In the townland of Killeany, O’Queely enumerates the following churches:—(1) Killeany itself, that is, Kill-Enda, pronounced Killeany—for Enda is pronounced Enna by the islanders. It was the parish church, he tells us, and gave its name to the village, which is close at hand. (2) There is the oratory of St. Enda, a much smaller building, close to the sea shore, in which the saint himself was buried. It is called Teglach-Enda, which probably means the tumulus, or grave-mound of Enda. (3) There was another church called Tempull Mic Longa, doubtless founded by the saint, whose name it bears, but of whom nothing further is known. O’Queely says it was near the parish church, but the place cannot at present be identified with certainty. (4) Tempull Mic Canonn, of which, says O’Queely, nothing more is known. (5) Another church called Tempull Benain, which gives rise to a very interesting question as to whether it was dedicated to St. Benignus or founded by that saint. St. Benignus, the elder, was dead before St. Enda first arrived in Aran; so it is more likely this church was founded by ‘Benen, brother of Cethech,’ who was also a disciple of St. Patrick. This Tempull Benain is one of the most interesting ruins in the island, and is a very beautiful example of our primitive stone oratories. (6) Another church was dedicated to the Blessed Virgin, as was indeed usually the case in our great monastic enclosures. (7) Then there was another church called Mainister Connachtach—the Connaughtman’s monastery—which O’Queely holds to have been distinct from (8) Kill-na-manach, the latter being founded by, or dedicated to, St. Caradoc—a British ‘monk,’ who is probably the same as the celebrated St. Cadoc, the founder of Llancarvan in Wales.

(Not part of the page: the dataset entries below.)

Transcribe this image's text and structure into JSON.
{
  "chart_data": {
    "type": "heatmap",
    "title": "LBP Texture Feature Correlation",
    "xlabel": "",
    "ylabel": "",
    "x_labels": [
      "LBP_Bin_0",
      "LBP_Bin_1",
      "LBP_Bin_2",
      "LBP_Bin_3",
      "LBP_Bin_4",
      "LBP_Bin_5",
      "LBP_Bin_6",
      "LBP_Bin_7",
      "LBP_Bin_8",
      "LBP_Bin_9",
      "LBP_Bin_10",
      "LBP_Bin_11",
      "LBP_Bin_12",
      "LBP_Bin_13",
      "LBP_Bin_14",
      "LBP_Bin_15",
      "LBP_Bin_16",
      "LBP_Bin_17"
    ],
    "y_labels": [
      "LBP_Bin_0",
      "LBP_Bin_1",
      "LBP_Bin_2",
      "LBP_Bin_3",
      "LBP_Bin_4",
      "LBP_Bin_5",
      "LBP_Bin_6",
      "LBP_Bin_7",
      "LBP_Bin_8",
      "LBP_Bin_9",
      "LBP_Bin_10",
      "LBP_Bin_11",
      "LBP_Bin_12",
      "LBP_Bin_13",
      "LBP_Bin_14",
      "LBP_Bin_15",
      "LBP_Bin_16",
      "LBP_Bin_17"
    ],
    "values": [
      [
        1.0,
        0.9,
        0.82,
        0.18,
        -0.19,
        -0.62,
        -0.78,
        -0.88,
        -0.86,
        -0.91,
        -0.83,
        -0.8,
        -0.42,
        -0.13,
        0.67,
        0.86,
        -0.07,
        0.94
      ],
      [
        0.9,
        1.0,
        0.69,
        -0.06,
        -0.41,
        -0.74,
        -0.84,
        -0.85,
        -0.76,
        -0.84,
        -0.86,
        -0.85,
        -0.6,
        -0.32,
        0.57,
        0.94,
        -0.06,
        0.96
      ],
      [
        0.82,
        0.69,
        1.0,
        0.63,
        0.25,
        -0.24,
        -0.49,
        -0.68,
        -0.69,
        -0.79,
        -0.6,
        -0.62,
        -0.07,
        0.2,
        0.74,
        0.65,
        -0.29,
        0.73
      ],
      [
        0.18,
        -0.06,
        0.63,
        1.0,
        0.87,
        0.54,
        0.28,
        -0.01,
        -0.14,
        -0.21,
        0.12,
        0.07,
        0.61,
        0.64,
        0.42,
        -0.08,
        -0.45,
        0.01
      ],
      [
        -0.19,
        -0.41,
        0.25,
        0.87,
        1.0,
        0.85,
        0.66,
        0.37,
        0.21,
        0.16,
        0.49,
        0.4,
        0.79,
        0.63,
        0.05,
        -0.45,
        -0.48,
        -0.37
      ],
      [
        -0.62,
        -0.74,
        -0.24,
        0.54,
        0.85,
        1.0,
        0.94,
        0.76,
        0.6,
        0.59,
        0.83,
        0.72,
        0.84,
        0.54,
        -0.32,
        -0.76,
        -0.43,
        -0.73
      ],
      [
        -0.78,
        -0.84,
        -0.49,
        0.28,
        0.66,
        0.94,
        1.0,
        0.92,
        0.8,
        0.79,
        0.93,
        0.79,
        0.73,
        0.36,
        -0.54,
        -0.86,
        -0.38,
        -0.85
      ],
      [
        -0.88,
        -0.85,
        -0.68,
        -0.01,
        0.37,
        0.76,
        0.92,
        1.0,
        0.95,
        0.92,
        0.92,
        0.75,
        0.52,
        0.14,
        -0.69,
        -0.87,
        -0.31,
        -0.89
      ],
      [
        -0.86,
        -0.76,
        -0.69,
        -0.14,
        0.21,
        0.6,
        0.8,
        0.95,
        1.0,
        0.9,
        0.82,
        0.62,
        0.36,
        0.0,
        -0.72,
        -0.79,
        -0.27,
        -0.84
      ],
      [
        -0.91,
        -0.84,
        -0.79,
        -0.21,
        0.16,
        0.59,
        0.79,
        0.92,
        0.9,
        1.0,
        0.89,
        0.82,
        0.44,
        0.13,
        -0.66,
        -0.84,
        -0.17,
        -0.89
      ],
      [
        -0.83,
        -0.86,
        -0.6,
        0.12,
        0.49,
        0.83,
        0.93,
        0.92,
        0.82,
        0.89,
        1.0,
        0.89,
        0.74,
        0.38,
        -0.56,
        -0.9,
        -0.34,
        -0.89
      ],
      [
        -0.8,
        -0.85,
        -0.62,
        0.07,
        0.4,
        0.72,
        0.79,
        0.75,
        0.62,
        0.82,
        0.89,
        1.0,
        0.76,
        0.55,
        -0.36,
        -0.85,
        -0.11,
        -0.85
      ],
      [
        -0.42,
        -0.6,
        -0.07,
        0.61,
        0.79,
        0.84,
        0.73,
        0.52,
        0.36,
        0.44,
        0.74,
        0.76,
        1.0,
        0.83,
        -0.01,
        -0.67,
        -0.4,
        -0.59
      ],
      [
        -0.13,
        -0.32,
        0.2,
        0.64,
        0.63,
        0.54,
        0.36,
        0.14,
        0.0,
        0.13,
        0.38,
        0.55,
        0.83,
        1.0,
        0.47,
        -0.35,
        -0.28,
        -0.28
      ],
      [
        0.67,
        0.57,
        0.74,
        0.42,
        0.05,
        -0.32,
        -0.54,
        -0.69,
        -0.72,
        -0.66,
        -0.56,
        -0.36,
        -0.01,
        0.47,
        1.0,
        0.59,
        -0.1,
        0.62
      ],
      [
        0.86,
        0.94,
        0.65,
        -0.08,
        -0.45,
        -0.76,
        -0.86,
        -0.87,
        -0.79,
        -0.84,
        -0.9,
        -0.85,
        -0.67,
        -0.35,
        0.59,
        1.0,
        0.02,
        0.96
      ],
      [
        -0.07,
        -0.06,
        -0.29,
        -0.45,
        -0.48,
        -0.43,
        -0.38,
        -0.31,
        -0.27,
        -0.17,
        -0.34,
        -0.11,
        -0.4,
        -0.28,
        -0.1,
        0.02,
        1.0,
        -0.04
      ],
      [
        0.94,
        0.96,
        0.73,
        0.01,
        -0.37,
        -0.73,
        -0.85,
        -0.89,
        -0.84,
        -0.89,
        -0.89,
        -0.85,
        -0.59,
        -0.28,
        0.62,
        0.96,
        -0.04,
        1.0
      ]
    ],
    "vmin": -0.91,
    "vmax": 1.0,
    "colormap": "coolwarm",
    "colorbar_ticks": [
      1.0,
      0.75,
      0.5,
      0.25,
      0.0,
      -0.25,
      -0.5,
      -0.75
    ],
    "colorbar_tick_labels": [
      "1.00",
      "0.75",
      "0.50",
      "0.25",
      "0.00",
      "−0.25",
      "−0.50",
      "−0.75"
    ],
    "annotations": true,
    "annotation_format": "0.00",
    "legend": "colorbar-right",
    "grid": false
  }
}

Thus we have in the single townland of Killeany no less than seven or eight churches and oratories, grouped together around the oratories of St. Enda and of St. Benignus. It is remarkable that these two alone now survive—perhaps because the islanders would not allow the vandals, who carried off the stones of the other churches, and of the round tower, to build ‘Cromwell’s Fort,’ to touch these two more ancient and more holy oratories. There was also a Franciscan monastery on the sea shore, and it may be some of the stones were carried off for its construction also.